By WVUA 23 News Reporter Jacyn Abbott

University of Alabama students who stayed in Tuscaloosa last weekend were expecting some downtime, but the weather had other plans.

Saturday, a record amount of rain flooded some areas of West Alabama with nearly 5 inches in a few hours while other areas got an inch and change.

Several areas on and near the UA campus were flooded, causing damage to residents’ homes, cars and yards.

UA student Taylor Blastow said all she could do when she saw the water creep into her house and up her car was wait until the rain stopped and the water level went down.

“About two hours later, I came back when the water was down and my whole house had an inch of water sitting in it,” Blastow said. “My whole room was covered in water. I just had to get everything out and scoop my car out with a cup.”

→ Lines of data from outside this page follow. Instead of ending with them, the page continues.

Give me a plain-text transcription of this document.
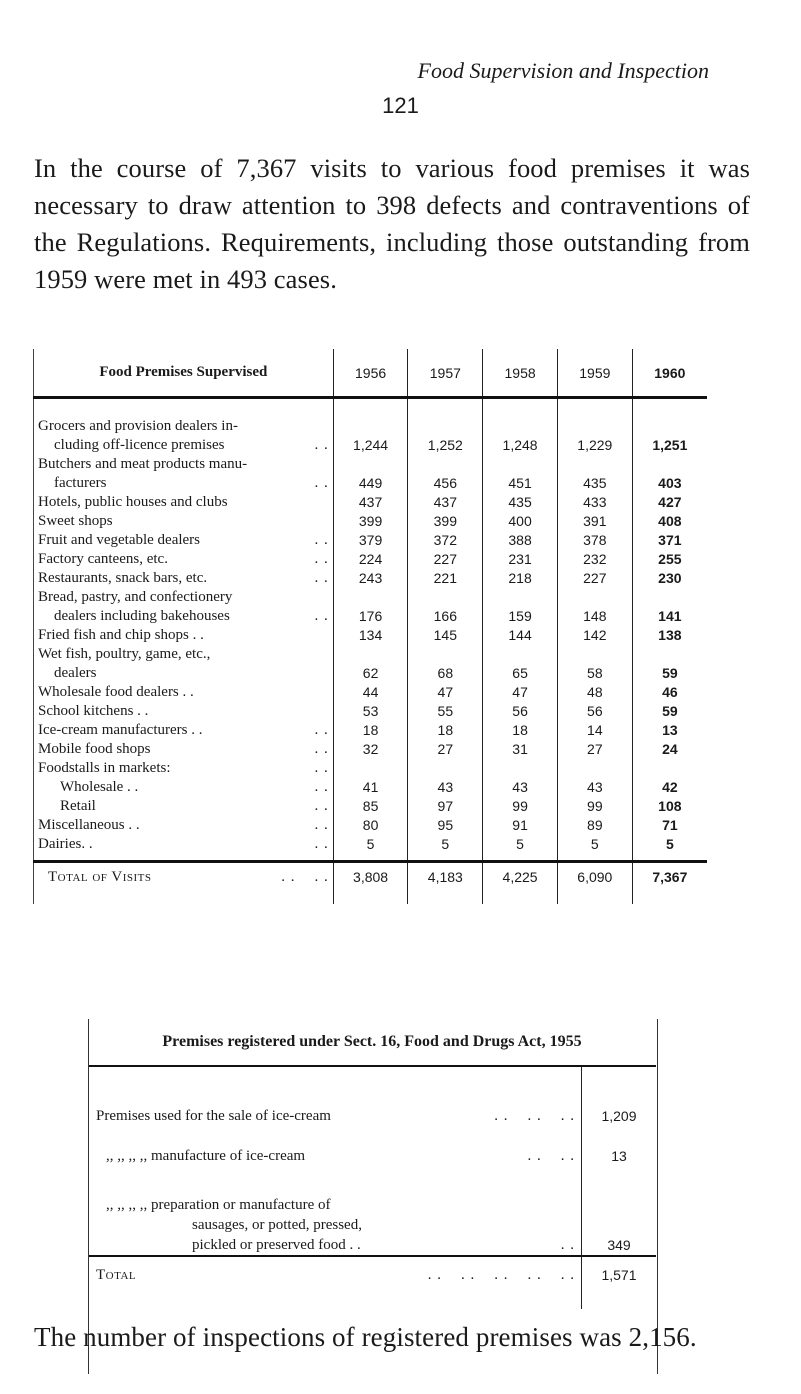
Food Supervision and Inspection
121

In the course of 7,367 visits to various food premises it was necessary to draw attention to 398 defects and contraventions of the Regulations. Requirements, including those outstanding from 1959 were met in 493 cases.

Food Premises Supervised	1956	1957	1958	1959	1960

Grocers and provision dealers in-
cluding off-licence premises . .	1,244	1,252	1,248	1,229	1,251

Butchers and meat products manu-
facturers . .	449	456	451	435	403

Hotels, public houses and clubs	437	437	435	433	427

Sweet shops	399	399	400	391	408

Fruit and vegetable dealers . .	379	372	388	378	371

Factory canteens, etc. . .	224	227	231	232	255

Restaurants, snack bars, etc. . .	243	221	218	227	230

Bread, pastry, and confectionery
dealers including bakehouses . .	176	166	159	148	141

Fried fish and chip shops . .	134	145	144	142	138

Wet fish, poultry, game, etc.,
dealers	62	68	65	58	59

Wholesale food dealers . .	44	47	47	48	46

School kitchens . .	53	55	56	56	59

Ice-cream manufacturers . . . .	18	18	18	14	13

Mobile food shops . .	32	27	31	27	24

Foodstalls in markets: . .					

Wholesale . . . .	41	43	43	43	42

Retail . .	85	97	99	99	108

Miscellaneous . . . .	80	95	91	89	71

Dairies. . . .	5	5	5	5	5

Total of Visits . .    . .	3,808	4,183	4,225	6,090	7,367
Premises registered under Sect. 16, Food and Drugs Act, 1955	
Premises used for the sale of ice-cream . .    . .    . .	1,209
,, ,, ,, ,, manufacture of ice-cream . .    . .	13

,, ,, ,, ,, preparation or manufacture of
sausages, or potted, pressed,
pickled or preserved food . . . .	349
Total . .    . .    . .    . .    . .	1,571

The number of inspections of registered premises was 2,156.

Blastow and her roommates said dealing with the physical damage to their cars and homes is difficult enough, but insurance makes it even more complicated — and costly.

Renters insurance does not pay for flood damage, meaning anything damaged must be replaced out of pocket, Blastow said, and she’s worried her car will wind up totaled.

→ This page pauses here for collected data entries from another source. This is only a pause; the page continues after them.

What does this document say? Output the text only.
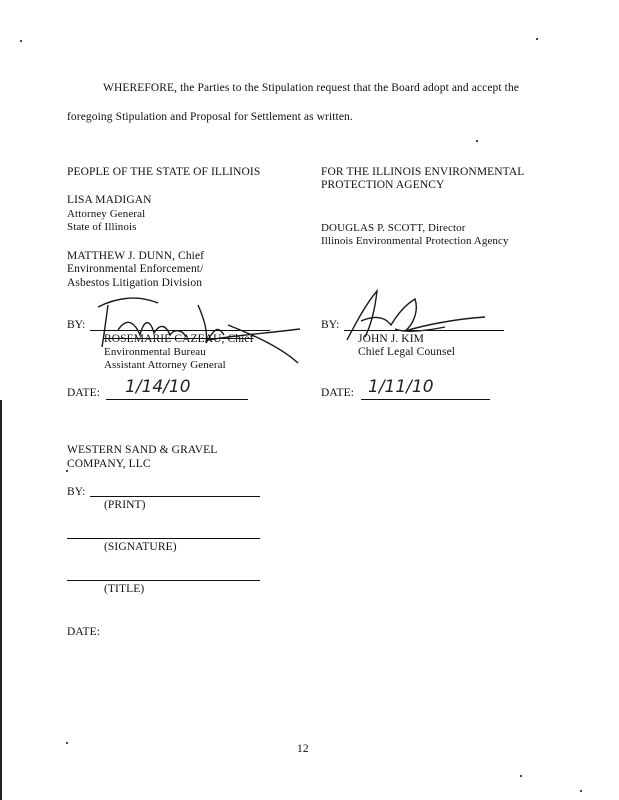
WHEREFORE, the Parties to the Stipulation request that the Board adopt and accept the
foregoing Stipulation and Proposal for Settlement as written.
PEOPLE OF THE STATE OF ILLINOIS
LISA MADIGAN
Attorney General
State of Illinois
MATTHEW J. DUNN, Chief
Environmental Enforcement/
Asbestos Litigation Division
BY:
ROSEMARIE CAZEAU, Chief
Environmental Bureau
Assistant Attorney General
DATE: 1/14/10
FOR THE ILLINOIS ENVIRONMENTAL
PROTECTION AGENCY
DOUGLAS P. SCOTT, Director
Illinois Environmental Protection Agency
BY:
JOHN J. KIM
Chief Legal Counsel
DATE: 1/11/10
WESTERN SAND & GRAVEL
COMPANY, LLC
BY:
(PRINT)
(SIGNATURE)
(TITLE)
DATE:
12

Kimberly Campbell, Blastow’s roommate, was out of town when the flooding happened and said she was in shock when she saw a picture taken from the security camera on the front door.

“(Blastow) sent me a screenshot of the area that flooded; the water was up to our door and my car was in the picture,” Campbell said. “The water was covering my wheels. I had no idea it was raining so it was a shock. I was like ‘Oh our house is flooded… great.’ ”

When Campbell got back, she found her car filled with several inches of water. She said she’s also waiting to hear back from her insurance, but odds are good her car is totaled too.

Like plenty of other Tuscaloosans, Campbell and Blastow have humidifiers and fans running 24/7 in the hopes that they’ll pull enough water out to avoid long-term damages or mold issues. Both agree the city is past due for drainage system upgrades so Tuscaloosans’ homes, cars and yards stay flood-free in the future.